Anodic oxidation, electro-Fenton and photoelectro-Fenton degradation of cyanazine using a boron-doped diamond anode and an oxygen-diffusion cathode

Abstract

The degradation of the s-triazinic herbicide cyanazine in 100ml solutions of pH 3.0 has been comparatively studied by electrochemical advanced oxidation processes (EAOPs) such as anodic oxidation with electrogenerated H2O2 (AO–H2O2), electro-Fenton (EF) and photoelectro-Fenton (PEF) with a 6W UVA lamp. All the electrolyses were performed in a cell containing a 3cm2 boron-doped diamond (BDD) anode and a 3cm2 O2-diffusion cathode able to generate H2O2. Hydroxyl radicals (OH) formed at the BDD surface in all EAOPs and in the bulk from Fenton’s reaction between added Fe2+ and generated H2O2 in EF and PEF, were the main oxidants. The PEF process was more potent than the EF one, allowing attaining an almost total mineralization with 98% total organic carbon decay due to the combined action of the above oxidants with the photolysis of intermediates by UVA light. The lower oxidation power was attained using AO–H2O2 owing to the lower production rate of OH formed at the anode.
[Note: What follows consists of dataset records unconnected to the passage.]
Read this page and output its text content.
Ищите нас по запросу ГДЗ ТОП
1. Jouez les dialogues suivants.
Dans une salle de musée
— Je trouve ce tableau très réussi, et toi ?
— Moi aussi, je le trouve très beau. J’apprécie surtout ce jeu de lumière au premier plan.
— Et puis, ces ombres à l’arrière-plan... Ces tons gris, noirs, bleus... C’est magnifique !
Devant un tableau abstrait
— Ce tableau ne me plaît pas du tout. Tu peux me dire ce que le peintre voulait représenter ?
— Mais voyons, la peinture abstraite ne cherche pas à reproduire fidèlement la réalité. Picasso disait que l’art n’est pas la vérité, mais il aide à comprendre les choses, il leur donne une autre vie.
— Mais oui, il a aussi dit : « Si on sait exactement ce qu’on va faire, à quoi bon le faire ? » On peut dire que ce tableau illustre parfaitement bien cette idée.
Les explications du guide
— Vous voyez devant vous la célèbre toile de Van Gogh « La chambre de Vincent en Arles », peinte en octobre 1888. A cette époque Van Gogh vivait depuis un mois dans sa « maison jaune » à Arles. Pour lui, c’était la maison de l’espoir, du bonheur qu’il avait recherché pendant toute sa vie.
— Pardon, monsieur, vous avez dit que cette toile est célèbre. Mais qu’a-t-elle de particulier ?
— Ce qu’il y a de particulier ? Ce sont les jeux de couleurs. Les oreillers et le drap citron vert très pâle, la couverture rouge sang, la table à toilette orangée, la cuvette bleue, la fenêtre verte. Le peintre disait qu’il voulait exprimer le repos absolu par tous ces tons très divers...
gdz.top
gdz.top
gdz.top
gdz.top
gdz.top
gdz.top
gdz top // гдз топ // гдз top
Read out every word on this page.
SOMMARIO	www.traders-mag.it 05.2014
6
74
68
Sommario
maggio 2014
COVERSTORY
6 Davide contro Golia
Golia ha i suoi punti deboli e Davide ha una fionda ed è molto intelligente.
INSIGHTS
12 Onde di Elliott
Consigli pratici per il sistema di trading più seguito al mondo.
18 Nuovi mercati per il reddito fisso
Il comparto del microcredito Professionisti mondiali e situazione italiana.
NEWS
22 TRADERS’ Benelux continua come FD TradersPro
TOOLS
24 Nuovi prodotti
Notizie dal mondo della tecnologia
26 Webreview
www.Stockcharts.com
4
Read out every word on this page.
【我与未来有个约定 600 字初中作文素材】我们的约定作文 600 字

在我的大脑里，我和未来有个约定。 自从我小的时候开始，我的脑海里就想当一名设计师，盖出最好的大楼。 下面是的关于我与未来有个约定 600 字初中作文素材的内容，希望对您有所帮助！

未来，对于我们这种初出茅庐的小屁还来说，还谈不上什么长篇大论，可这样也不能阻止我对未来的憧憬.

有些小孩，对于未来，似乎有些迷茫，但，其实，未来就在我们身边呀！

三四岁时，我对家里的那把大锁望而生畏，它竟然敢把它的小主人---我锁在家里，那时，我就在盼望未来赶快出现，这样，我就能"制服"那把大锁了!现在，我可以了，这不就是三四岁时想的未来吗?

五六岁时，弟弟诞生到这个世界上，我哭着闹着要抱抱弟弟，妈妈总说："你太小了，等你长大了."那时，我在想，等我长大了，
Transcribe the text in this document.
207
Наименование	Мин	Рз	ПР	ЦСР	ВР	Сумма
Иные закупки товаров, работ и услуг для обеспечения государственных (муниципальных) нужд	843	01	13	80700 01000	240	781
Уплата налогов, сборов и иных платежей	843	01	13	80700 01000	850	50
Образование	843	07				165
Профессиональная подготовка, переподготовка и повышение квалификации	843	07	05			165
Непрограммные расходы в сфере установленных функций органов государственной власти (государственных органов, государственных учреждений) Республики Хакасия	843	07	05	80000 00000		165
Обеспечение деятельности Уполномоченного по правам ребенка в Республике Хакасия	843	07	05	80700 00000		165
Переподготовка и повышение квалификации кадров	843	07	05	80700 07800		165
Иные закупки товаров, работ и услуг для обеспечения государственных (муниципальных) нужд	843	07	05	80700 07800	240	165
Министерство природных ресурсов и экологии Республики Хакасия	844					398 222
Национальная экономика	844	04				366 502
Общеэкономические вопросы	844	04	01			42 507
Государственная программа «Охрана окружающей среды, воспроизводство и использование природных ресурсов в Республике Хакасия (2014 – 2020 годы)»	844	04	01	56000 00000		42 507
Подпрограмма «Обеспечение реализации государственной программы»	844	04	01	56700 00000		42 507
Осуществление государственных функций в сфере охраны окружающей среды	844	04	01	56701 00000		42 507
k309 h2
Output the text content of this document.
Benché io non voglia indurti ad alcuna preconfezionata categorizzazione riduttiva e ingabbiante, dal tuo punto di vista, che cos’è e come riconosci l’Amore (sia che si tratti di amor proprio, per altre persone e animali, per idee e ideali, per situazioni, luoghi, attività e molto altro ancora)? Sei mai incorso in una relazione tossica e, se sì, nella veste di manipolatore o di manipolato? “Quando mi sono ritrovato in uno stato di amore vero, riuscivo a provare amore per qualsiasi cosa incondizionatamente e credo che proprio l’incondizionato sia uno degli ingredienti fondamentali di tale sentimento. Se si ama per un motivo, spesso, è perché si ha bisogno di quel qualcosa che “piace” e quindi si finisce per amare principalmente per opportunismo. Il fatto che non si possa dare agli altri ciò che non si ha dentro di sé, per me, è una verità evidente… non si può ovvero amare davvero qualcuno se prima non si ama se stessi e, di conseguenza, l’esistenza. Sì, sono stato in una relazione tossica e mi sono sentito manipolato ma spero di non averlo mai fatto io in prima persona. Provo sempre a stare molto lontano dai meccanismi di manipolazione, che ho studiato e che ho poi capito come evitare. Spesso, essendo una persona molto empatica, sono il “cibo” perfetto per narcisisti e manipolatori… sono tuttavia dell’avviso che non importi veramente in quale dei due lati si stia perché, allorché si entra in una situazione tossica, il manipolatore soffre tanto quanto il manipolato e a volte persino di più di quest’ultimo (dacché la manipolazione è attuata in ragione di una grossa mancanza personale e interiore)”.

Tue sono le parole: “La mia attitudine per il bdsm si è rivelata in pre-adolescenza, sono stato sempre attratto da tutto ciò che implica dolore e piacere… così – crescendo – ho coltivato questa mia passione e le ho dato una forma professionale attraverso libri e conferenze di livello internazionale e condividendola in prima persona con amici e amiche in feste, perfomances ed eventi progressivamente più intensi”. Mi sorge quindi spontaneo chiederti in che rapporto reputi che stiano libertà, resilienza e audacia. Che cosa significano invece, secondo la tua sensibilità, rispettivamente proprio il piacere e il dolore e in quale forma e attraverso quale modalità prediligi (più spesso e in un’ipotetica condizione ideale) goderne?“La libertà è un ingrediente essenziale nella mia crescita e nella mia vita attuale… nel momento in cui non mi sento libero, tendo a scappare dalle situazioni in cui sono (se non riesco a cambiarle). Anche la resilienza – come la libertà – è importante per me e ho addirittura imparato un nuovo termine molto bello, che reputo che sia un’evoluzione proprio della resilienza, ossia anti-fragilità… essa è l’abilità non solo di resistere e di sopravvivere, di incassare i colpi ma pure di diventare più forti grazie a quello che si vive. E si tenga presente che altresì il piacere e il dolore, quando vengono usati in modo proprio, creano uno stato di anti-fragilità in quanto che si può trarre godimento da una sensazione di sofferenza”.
The effect of current density and herbicide concentration on the degradation behavior of all EAOPs has been examined. The decay kinetics for cyanazine always followed a pseudo-first-order reaction with increasing apparent rate constants in the sequence AO–H2O2<EF<PEF. Heteroaromatic derivatives such as deisopropylatrazine, desethyldeisopropylatrazine, ammeline and cyanuric acid, as well as generated carboxylic acids such as formic and oxamic, have been quantified by reversed-phase and ion-exclusion HPLC, respectively. Inorganic ions like Cl−, NO3- and NH4+ lost during the degradation processes were detected by ionic chromatography. From these products, a reaction sequence for cyanazine mineralization by all EAOPs has been proposed.